In the career statistics department, Ronnie Fields of the Minot Skyrockets scored his 5,458th career CBA point this week, allowing him to pass Kelsey Weems and enter the CBA’s Top 10 points leaders. Fields, the Farragut Academy high school star, finished December with 5,471 career points. He still needs another 3,000 points to catch Georgia Tech standout and two-time CBA champion Tico Brown (8,538) for first place on the all-time CBA list; but Fields could catch ESPN analyst Tim Legler (5,604) for 8th place by the end of this season if he continues his stellar play.
With 222 wins on his resume, Yakama Sun Kings head coach Paul Woolpert is one victory behind Henry Bibby for 8th place on the CBA’s all-time coaching wins list. Notably, Bibby is the only coach in the CBA’s modern era to win a championship as both a player (1982, Lancaster Lightning) and as a head coach (1989, Tulsa Fast Breakers).
At the other end of the spectrum are the Rio Grande Valley Silverados, who just won their second game (and first home game) Sunday afternoon, against the Great Falls Explorers. But the CBA season for any team can change in a heartbeat – top players get called up to the NBA or receive overseas contracts, and teams can find a diamond in the rough that can change a team’s composition from cupcake to cobra in nothing flat.
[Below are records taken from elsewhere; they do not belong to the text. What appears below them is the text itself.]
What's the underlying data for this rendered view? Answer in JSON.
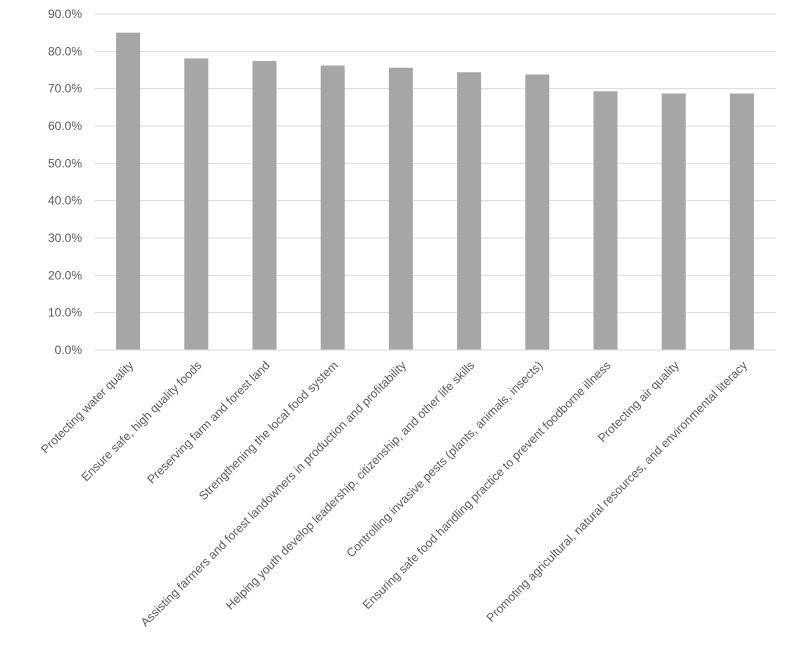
{
  "chart_data": {
    "type": "bar",
    "title": "",
    "xlabel": "",
    "ylabel": "",
    "ylim": [
      0,
      90
    ],
    "yticks": [
      "0.0%",
      "10.0%",
      "20.0%",
      "30.0%",
      "40.0%",
      "50.0%",
      "60.0%",
      "70.0%",
      "80.0%",
      "90.0%"
    ],
    "grid": true,
    "legend": "none",
    "bar_color": "#a6a6a6",
    "grid_color": "#d9d9d9",
    "categories": [
      "Protecting water quality",
      "Ensure safe, high quality foods",
      "Preserving farm and forest land",
      "Strengthening the local food system",
      "Assisting farmers and forest landowners in production and profitability",
      "Helping youth develop leadership, citizenship, and other life skills",
      "Controlling invasive pests (plants, animals, insects)",
      "Ensuring safe food handling practice to prevent foodborne illness",
      "Protecting air quality",
      "Promoting agricultural, natural resources, and environmental literacy"
    ],
    "values": [
      85.0,
      78.1,
      77.4,
      76.2,
      75.6,
      74.4,
      73.8,
      69.3,
      68.7,
      68.7
    ]
  }
}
The Continental Basketball Association has used several ball companies over its 62-year history, including well-known companies like Spalding, Wilson, MacGregor and Molten. Currently the CBA uses Wilson for its ball – no surprise, Wilson has worked with the CBA off and on for many seasons, starting in the 1960’s in the league’s earliest incarnation as the Eastern League. Wilson was the CBA’s rock during the late 1980’s and early 1990’s, and returned to the CBA in 2001, the year after Isiah Thomas decimated the league.
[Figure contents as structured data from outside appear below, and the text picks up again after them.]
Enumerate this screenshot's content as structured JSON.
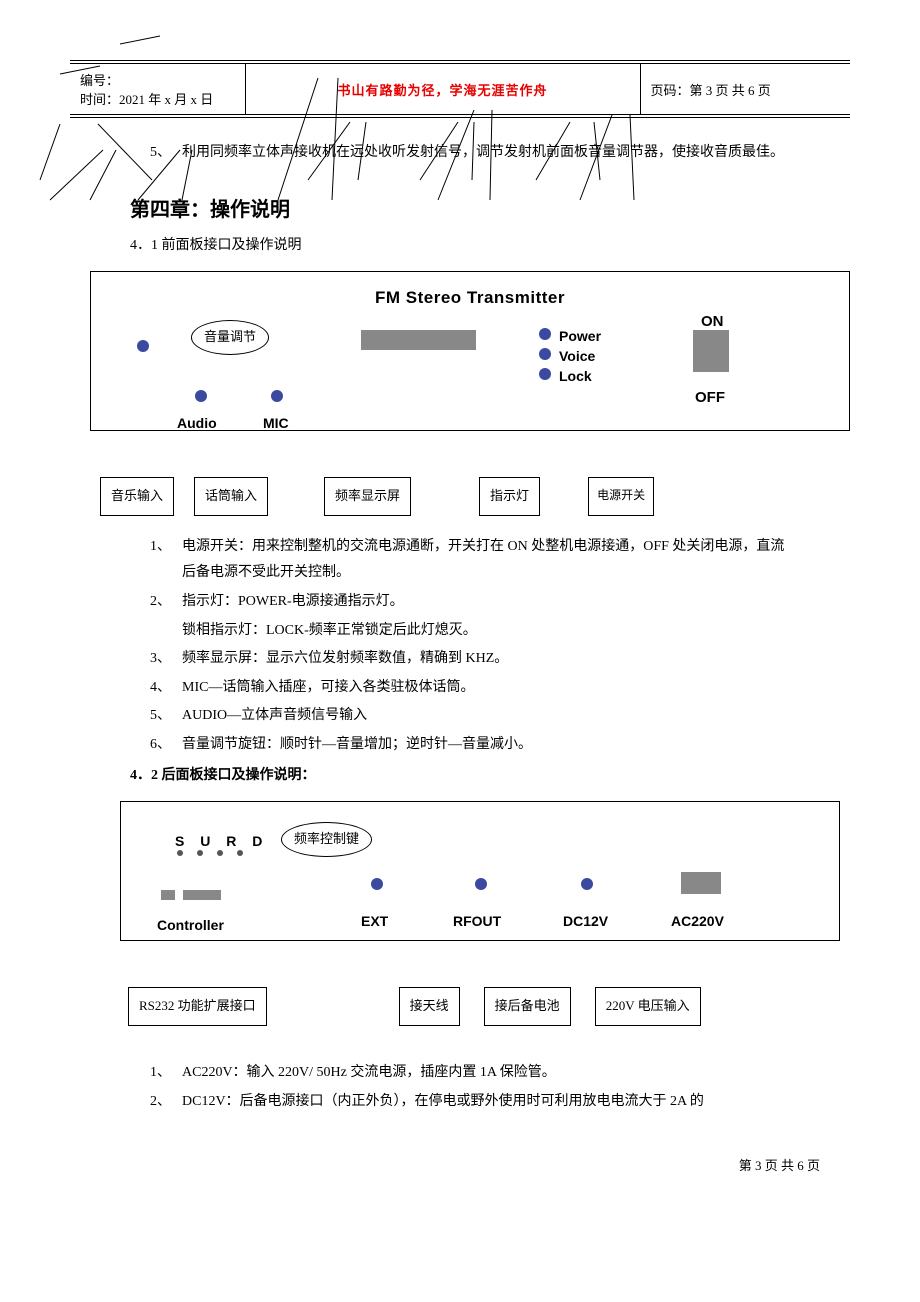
{
  "header": {
    "left_line1": "编号：",
    "left_line2": "时间：2021 年 x 月 x 日",
    "center": "书山有路勤为径，学海无涯苦作舟",
    "right": "页码：第 3 页 共 6 页"
  },
  "intro_item": {
    "num": "5、",
    "text": "利用同频率立体声接收机在远处收听发射信号，调节发射机前面板音量调节器，使接收音质最佳。"
  },
  "chapter4_title": "第四章：操作说明",
  "section41_title": "4．1 前面板接口及操作说明",
  "front_panel": {
    "title": "FM Stereo  Transmitter",
    "volume_label": "音量调节",
    "audio_label": "Audio",
    "mic_label": "MIC",
    "power_label": "Power",
    "voice_label": "Voice",
    "lock_label": "Lock",
    "on_label": "ON",
    "off_label": "OFF",
    "callouts": {
      "music_in": "音乐输入",
      "mic_in": "话筒输入",
      "freq_display": "频率显示屏",
      "indicator": "指示灯",
      "power_switch": "电源开关"
    }
  },
  "front_list": [
    {
      "n": "1、",
      "t": "电源开关：用来控制整机的交流电源通断，开关打在 ON 处整机电源接通，OFF 处关闭电源，直流后备电源不受此开关控制。"
    },
    {
      "n": "2、",
      "t": "指示灯：POWER-电源接通指示灯。"
    },
    {
      "n": "",
      "t": "锁相指示灯：LOCK-频率正常锁定后此灯熄灭。"
    },
    {
      "n": "3、",
      "t": "频率显示屏：显示六位发射频率数值，精确到 KHZ。"
    },
    {
      "n": "4、",
      "t": "MIC—话筒输入插座，可接入各类驻极体话筒。"
    },
    {
      "n": "5、",
      "t": "AUDIO—立体声音频信号输入"
    },
    {
      "n": "6、",
      "t": "音量调节旋钮：顺时针—音量增加；逆时针—音量减小。"
    }
  ],
  "section42_title": "4．2 后面板接口及操作说明：",
  "back_panel": {
    "surd_label": "S U R D",
    "freq_ctrl": "频率控制键",
    "controller_label": "Controller",
    "ext_label": "EXT",
    "rfout_label": "RFOUT",
    "dc12v_label": "DC12V",
    "ac220v_label": "AC220V",
    "callouts": {
      "rs232": "RS232 功能扩展接口",
      "antenna": "接天线",
      "battery": "接后备电池",
      "vin": "220V 电压输入"
    }
  },
  "back_list": [
    {
      "n": "1、",
      "t": "AC220V：输入 220V/ 50Hz 交流电源，插座内置 1A 保险管。"
    },
    {
      "n": "2、",
      "t": "DC12V：后备电源接口（内正外负），在停电或野外使用时可利用放电电流大于 2A 的"
    }
  ],
  "footer": "第 3 页 共 6 页"
}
Today, the CBA is using the Wilson B0600 “Wave” basketball, a muscled ball that looks as if it got an injection of steroids – or at least whatever “super-soldier” serum Captain America took years ago. The ball, constructed of microfiber composite leather with a deep pebbled grain, has several grooves cut into the ball shell, creating ridges for more accurate ball control. Unlike the NBA’s failed microfiber ball experiment of 2006, Wilson plans to use the Wave ball in both the CBA and in college basketball; several stores are selling NCAA-branded Wilson Wave balls in both men’s sizes (29.5 inch circumference) and women’s sizes (28.5 inch circumference).
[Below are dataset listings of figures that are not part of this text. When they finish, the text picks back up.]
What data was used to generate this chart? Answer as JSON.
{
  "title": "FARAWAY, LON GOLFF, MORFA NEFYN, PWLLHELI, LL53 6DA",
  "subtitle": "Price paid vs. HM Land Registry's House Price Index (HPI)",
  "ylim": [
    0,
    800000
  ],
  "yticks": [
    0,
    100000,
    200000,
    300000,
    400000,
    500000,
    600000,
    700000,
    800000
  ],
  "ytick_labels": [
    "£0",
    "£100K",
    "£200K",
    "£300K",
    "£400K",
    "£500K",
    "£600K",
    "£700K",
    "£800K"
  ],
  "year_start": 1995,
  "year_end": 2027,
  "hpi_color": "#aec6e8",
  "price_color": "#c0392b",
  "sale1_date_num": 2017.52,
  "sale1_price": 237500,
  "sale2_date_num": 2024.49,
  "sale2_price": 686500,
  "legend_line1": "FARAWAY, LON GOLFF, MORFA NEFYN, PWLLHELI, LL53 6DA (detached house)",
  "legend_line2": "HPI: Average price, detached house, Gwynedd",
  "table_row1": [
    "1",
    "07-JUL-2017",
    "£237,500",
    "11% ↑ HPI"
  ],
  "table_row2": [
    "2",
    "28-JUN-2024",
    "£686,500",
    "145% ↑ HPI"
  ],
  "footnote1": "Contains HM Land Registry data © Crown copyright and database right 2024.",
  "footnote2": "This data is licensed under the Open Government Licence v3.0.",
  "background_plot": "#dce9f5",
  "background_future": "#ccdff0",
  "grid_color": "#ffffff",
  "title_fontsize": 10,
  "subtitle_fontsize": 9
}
If this question ever comes up on “Who Wants To Be A Millionaire,” you could win lots of money with the correct answer. Which member of the Baseball Hall of Fame was once a referee in the Continental Basketball Association? Answer: Tommy Lasorda. In the 1960’s, after his playing career ended, but before his managerial career began, Lasorda spent some seasons as a referee and official in the CBA’s earlier incarnation as the Eastern Professional Basketball League. Lasorda is not the only baseball player to have spent time in the CBA; current major leaguer Mark Hendrickson played for several seasons in the league.